Since none of those particular languages have any impact on the history of English, I’m

not going to dwell on those debates here.

Also, another language group, known as Phrygian, is listed on the family tree on the website,

but some illustrations omit that language group altogether.

Frankly, so little is known about the language at this time that some linguists don’t even

include it at all.

Again, for our purposes, Phrygian had no significant impact on English, so I’m not going to mention

it further.

I spent a large portion of the last podcast episode talking about Sanskrit and Persian,

so let me mention a couple of things about those languages before we move on to the other

languages in the Indo-European family tree.

Persian is part of the branch which is typically called the Iranian branch since it represents

languages which are native to modern-day Iran.

This includes the ancient Persian language spoken within the Persian Empire during the

times of the ancient Greeks and Romans.

It also includes most of the modern Iranian languages, including Farsi.

Remember that, despite the common religion, Iran is not an Arabic country.

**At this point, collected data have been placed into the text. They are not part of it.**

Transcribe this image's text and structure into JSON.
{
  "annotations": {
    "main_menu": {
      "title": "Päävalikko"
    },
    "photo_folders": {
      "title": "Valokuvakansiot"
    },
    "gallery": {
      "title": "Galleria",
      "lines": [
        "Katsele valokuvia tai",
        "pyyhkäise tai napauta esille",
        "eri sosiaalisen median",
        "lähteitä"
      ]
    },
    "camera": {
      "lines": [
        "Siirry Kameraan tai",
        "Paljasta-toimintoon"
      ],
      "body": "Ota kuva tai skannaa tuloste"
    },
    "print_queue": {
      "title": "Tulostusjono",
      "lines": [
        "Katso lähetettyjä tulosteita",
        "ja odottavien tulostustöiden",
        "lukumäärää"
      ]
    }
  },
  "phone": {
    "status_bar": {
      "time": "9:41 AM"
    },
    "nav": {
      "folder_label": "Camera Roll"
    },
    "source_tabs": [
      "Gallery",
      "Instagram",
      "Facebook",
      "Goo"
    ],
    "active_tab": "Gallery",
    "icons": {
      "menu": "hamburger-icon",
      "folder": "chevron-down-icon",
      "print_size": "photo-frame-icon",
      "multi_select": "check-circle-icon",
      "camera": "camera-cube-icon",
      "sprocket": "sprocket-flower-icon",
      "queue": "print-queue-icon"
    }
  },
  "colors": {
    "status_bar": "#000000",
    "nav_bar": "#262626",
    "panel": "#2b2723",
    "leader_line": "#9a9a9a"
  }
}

Ethnically and linguistically, it’s different.

Arabic is not an Indo-European language.

It’s a Semitic language of the Middle East.

To the south and east of the Persian language family, we have the Indian language family,

which includes languages spoken primarily in northern and central India.

Of course, this includes Sanskrit, which we’ve previously discussed, as well as modern Indian

languages like Hindi and Urdu.

The family tree also includes the Albanian language spoken in Albania.

Modern Albanian is the only language in that branch of the family tree.

Another branch of the tree which only contains one language is Armenian.

It contains the modern Armenian language which is spoken in Armenia, which is located south

of the Caucasus Mountains between the Black Sea and the Caspian Sea.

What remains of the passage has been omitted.